ROSE: Arlie, I truly hope that you are right, and the Gideon of several years ago would have agreed with you. I've become much more cynical over the years, and although I share your vision, as we close I just actually wanted to turn it around to John, because John's a Middle East expert, we've been dealing with the same issues in the Middle East for 30 years, and we've watched this; there was: The seeds of peace; let's bring Israeli and Palestinian kids together. My own camp, ex Camp Powhatan was where they went, we all... And to my knowledge there's no... I look at the Israeli-Palestinian conflict after 25 damn years of the best efforts of everybody in the US to try to make everything nice, and it's worse and more entrenched than ever. And so, John, my question to you, cynically, is we've seen that our engagement with Eastern Europe and Russia and Ukraine, which we thought would raise their politics to our level, has lowered our politics to their level. After 25 and 30 years in the Middle East, are we now in Iraq and in Israel worse and more communal, more like them, than they are like us?
ALTERMAN: Arlie was trying to leave on an elevated note, and you bring us right back to Arab-Israeli. Look, let me just...
ROSE: Arab-Israeli is us, that's what I see. I thought they were different, now I look and they're the same.
ALTERMAN: But here's the thing. I was initially quite skeptical that there would actually be any exchange when the Emiratis and the Israelis made a deal. I know a lot of Arabs... I know a lot of Arabs. And I said, I think this is a deep emotional wound, it has not begun to heal, this is a moral issue for hundreds of millions of Arabs, I do not think this will be consequential. And I was wrong, because there are a lot of people who say, You know what, the ideology doesn't carry anything for me; it's not about that, it's about, Do I have a career, do I have a meaningful life? I'd like to deal with some variety.
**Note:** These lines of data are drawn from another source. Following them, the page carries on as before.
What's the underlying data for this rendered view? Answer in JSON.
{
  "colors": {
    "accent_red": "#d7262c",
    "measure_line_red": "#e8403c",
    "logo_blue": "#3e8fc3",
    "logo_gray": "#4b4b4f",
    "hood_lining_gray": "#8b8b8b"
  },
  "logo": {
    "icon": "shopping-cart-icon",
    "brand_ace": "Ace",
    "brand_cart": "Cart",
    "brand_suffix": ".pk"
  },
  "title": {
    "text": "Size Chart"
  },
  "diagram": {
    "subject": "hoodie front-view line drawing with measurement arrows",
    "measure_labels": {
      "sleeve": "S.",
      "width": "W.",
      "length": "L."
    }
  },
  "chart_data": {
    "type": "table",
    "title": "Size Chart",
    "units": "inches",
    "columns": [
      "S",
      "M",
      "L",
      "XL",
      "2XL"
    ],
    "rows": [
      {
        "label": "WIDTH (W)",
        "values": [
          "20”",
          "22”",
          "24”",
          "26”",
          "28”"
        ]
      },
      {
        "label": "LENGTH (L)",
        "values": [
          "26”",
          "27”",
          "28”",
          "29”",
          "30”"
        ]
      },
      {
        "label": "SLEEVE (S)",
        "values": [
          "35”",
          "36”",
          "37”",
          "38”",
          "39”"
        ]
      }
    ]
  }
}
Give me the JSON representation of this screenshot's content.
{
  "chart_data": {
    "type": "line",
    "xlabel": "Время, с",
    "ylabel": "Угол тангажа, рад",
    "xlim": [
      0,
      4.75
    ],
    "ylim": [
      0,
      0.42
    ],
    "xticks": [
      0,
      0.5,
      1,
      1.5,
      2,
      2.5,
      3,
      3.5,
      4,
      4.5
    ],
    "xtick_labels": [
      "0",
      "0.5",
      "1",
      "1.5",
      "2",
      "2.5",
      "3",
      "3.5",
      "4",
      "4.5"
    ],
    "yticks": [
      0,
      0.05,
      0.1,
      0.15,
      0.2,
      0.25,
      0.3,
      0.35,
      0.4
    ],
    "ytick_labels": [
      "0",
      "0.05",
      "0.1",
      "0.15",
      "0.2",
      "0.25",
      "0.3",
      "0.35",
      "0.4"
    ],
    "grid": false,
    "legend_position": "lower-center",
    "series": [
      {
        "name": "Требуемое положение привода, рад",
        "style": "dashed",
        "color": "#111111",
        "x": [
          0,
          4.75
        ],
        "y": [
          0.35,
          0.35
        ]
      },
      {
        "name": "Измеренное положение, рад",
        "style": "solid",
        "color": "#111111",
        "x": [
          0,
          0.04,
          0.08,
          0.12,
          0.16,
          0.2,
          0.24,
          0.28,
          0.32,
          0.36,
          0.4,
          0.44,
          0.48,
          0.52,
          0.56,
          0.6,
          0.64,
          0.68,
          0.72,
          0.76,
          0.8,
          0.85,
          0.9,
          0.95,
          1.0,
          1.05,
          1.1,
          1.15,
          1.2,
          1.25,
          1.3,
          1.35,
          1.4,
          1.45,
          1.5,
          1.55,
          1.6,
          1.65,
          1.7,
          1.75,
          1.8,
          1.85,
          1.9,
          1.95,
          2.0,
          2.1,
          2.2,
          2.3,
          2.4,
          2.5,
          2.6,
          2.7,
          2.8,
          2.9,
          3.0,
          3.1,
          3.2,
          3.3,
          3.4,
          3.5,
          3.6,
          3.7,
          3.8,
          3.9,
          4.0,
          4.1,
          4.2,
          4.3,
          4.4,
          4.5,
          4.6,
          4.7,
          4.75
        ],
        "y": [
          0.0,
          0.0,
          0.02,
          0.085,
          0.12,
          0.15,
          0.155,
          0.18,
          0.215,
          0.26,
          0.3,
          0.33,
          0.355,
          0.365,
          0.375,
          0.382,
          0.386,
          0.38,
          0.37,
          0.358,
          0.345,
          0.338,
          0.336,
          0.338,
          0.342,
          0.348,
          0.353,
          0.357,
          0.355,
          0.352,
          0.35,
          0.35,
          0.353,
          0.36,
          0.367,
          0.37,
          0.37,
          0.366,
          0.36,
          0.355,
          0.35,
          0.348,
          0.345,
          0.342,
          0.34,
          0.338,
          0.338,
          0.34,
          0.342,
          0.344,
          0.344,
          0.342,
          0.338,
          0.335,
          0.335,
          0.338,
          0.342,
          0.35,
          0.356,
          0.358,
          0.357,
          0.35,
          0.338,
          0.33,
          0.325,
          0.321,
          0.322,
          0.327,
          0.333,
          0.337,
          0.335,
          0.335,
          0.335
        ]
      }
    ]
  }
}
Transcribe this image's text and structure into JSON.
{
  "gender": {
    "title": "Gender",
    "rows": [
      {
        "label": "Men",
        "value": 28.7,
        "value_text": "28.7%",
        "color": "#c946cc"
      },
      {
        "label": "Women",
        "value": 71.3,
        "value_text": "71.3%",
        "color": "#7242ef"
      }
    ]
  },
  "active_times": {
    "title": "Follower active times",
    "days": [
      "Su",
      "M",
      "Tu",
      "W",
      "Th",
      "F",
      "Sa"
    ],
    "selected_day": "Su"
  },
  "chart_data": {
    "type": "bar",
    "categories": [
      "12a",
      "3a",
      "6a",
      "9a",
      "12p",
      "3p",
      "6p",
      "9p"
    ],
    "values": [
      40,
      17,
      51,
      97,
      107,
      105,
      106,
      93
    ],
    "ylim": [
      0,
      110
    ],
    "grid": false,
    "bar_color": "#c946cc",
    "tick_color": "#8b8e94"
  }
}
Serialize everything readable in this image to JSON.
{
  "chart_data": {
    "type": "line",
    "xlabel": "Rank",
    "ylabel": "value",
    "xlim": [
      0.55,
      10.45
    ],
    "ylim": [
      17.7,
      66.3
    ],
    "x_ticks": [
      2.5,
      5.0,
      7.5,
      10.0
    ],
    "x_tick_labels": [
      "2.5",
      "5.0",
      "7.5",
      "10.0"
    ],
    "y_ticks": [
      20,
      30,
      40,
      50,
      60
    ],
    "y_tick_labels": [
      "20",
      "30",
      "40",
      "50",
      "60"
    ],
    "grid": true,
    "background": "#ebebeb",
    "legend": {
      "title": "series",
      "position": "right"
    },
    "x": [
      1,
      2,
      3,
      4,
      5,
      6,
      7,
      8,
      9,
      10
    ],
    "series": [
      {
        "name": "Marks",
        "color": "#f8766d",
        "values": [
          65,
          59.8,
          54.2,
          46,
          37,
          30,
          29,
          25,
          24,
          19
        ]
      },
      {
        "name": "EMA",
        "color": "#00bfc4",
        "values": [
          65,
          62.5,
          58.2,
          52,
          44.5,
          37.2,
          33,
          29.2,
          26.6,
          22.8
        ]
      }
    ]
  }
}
So that's not to say the Middle East problems go away, but I think there are times when we look at these things and say, you know, there's no possibility, these people have hated each other for 5,000 years and they're going to hate each other for 5001.
And then there are so many Israelis who went to Dubai, they brought COVID back to Israel, they were so excited. I have been shocked that I thought... And there are people for whom it's a deep emotional wound and the scar exists. And there are people who say, You know what, we'll see. And I think that's what gives us hope, and that's what gives me hope that our country can find some of that, and maybe Arlie's project is a way to begin going down that route.
ROSE: I think that's a wonderful note to end on. Thank both of you. Thank all of you for participating. And next year in Jerusalem and back in New York, as well.
MCGHEE: [chuckle] Thank you, take care everyone.